# London Stock Exchange (LSE) pre-market trading?



## Profiteer (2 December 2009)

I understand that ASX uses a pre-market auction system. With Power eTrade I can view the "match price" or anticipated open price.

I understand that NYSE/Nasdaq there's limited pre-market trading & you can view pre-market trades via Google Finance or CMC.

Does the LSE have a pre-market for individual stocks? If yes, how do I view it?


----------



## noirua (25 February 2011)

The London Stock Exchange (LSE) complete trading system has collapsed. All pre-trading deals are thought to be cancelled. 
Two and a half hours after trading was due to start the system hasn't re-started.

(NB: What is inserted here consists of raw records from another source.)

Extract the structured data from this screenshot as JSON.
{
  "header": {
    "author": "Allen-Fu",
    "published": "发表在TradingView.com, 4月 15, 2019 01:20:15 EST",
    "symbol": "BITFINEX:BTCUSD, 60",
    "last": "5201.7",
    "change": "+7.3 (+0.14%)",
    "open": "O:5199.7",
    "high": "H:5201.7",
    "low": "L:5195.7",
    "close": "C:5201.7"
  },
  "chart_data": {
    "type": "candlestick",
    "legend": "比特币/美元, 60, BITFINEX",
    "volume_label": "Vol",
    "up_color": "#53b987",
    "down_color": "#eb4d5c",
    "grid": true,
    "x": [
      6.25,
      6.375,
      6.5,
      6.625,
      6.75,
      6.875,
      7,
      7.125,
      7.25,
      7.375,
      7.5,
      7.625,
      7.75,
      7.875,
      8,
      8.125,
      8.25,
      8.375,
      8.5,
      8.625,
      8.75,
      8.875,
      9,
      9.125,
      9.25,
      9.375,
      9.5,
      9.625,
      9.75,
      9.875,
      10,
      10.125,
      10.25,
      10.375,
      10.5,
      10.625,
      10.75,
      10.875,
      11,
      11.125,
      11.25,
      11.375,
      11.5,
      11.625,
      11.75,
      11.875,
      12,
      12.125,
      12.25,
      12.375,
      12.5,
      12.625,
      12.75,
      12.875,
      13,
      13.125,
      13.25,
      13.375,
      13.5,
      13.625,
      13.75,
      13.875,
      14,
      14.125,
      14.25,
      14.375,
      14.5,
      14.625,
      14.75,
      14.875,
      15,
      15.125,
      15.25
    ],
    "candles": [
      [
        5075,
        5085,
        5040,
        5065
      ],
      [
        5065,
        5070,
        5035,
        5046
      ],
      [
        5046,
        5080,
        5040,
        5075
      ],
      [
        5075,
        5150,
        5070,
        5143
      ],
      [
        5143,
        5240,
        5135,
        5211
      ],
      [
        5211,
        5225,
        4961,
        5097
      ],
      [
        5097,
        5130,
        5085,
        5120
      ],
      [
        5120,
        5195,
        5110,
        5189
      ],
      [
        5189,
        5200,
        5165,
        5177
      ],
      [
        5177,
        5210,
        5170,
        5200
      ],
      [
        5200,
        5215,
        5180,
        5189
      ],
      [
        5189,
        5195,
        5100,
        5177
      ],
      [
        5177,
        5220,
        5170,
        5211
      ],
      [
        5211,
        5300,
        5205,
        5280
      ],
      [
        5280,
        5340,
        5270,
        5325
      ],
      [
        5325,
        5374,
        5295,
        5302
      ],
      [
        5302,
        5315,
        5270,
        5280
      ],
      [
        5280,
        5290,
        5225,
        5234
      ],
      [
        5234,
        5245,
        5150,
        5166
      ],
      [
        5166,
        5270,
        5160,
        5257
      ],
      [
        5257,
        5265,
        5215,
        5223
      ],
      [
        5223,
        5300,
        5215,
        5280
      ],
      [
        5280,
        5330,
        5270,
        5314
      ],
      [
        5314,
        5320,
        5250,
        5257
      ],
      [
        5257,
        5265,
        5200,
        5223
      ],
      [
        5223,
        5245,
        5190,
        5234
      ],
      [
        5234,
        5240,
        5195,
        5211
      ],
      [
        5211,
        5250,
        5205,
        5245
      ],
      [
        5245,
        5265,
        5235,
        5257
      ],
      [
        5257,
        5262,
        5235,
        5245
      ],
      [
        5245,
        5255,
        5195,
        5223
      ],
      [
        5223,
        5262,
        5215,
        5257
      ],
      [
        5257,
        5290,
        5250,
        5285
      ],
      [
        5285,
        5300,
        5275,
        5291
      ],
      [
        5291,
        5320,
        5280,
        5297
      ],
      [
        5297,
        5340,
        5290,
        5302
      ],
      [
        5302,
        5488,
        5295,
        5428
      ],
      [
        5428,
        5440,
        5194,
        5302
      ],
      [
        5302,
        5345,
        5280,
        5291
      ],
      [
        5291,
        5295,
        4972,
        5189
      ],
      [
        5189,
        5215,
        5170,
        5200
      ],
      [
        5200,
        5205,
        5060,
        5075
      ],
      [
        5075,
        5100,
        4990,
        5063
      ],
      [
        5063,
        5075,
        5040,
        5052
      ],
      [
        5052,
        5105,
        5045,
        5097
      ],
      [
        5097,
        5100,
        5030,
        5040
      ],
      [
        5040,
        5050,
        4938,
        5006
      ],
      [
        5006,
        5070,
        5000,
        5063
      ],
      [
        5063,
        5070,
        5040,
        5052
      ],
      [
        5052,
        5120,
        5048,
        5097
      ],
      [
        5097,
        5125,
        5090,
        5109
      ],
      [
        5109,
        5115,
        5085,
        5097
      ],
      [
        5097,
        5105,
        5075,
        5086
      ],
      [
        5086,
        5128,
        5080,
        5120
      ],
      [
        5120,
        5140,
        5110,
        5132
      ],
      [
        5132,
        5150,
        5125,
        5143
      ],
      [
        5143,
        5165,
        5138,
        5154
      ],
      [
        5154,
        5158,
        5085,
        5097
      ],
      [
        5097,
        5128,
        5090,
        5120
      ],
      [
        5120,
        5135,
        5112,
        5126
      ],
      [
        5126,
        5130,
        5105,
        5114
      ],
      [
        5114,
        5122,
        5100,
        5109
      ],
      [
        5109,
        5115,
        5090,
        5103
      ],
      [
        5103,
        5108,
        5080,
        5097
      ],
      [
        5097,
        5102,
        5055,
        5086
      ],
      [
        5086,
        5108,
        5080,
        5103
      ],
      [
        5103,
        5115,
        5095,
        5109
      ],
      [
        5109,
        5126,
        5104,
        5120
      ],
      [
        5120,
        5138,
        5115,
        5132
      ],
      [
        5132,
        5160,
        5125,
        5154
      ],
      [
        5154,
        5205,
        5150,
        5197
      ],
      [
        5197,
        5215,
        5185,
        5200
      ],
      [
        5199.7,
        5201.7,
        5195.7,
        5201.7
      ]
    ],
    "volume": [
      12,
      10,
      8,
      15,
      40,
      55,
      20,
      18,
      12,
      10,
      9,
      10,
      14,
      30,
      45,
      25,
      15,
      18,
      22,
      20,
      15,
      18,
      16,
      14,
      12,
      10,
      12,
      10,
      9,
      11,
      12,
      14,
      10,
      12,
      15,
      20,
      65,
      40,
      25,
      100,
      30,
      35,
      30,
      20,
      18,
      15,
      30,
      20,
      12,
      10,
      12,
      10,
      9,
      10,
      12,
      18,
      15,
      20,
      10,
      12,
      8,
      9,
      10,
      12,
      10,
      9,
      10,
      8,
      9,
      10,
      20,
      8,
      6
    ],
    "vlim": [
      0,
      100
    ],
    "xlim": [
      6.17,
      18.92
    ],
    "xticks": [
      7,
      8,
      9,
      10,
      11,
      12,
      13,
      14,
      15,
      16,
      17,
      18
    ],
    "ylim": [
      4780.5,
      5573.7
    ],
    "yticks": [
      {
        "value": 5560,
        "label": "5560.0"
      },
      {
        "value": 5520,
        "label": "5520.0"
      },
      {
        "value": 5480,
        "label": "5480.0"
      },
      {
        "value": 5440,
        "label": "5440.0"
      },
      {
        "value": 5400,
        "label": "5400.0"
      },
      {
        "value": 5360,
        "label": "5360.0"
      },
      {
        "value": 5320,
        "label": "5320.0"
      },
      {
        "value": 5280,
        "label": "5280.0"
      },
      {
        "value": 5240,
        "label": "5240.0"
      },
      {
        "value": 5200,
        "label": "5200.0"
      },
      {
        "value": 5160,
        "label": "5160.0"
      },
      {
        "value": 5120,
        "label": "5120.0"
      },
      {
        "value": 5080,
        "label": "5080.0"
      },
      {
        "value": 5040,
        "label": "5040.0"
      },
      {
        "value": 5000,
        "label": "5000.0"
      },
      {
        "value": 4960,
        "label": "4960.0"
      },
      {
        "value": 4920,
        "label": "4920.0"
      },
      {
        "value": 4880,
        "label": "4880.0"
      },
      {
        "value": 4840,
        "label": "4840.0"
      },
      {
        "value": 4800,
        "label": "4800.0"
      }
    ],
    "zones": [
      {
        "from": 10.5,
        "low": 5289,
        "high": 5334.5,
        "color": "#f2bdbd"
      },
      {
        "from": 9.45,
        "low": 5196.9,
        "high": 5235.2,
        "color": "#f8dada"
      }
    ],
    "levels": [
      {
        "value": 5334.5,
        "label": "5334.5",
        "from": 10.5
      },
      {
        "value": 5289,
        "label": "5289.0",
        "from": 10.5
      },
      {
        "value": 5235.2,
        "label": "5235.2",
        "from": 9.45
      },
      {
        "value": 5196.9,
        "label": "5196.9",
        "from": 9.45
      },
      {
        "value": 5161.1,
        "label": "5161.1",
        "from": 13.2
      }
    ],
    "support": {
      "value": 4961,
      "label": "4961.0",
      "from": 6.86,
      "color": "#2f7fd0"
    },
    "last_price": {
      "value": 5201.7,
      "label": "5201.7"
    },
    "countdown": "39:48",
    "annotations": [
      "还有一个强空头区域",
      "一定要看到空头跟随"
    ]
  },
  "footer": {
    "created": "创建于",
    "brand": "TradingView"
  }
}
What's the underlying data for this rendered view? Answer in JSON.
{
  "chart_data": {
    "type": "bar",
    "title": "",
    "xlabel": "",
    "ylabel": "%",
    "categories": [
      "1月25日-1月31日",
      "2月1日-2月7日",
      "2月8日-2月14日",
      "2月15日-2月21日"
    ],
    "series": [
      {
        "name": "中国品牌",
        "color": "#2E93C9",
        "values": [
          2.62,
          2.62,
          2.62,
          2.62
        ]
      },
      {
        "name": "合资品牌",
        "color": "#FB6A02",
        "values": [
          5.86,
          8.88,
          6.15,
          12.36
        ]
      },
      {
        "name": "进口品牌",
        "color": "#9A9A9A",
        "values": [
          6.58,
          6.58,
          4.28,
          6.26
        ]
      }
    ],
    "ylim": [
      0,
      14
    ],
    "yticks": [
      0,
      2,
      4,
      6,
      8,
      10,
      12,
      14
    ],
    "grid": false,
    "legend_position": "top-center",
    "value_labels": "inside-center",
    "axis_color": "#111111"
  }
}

A complete disaster for the new trading system brought in recently.


----------



## skyQuake (25 February 2011)

noirua said:


> The London Stock Exchange (LSE) complete trading system has collapsed. All pre-trading deals are thought to be cancelled.
> Two and a half hours after trading was due to start the system hasn't re-started.
> 
> A complete disaster for the new trading system brought in recently.




Marketmakers also not showing - so this is affecting AIM as well.
Still waiting for an update on when its gonna resume


----------



## doctorj (25 February 2011)

You can get live updates direct from LSE here - http://liveservice.londonstockexchangegroup.com/en/incidents/active/lse



			
				25/02/2011 10:47:56 said:
			
		

> The Exchange continues to investigate today's ongoing market data incident
> 
> Order driven markets remain in a HALT state and no automatic execution is possible at this time.
> 
> ...







			
				25/02/2011 10:19:40 said:
			
		

> London Stock Exchange continues to investigate the market data issue.
> 
> All order books have now been cleared of orders and no automatic execution is taking place in all trading services; market maker quotes have also been closed on SEAQ and SETSqx trading services.
> 
> ...


----------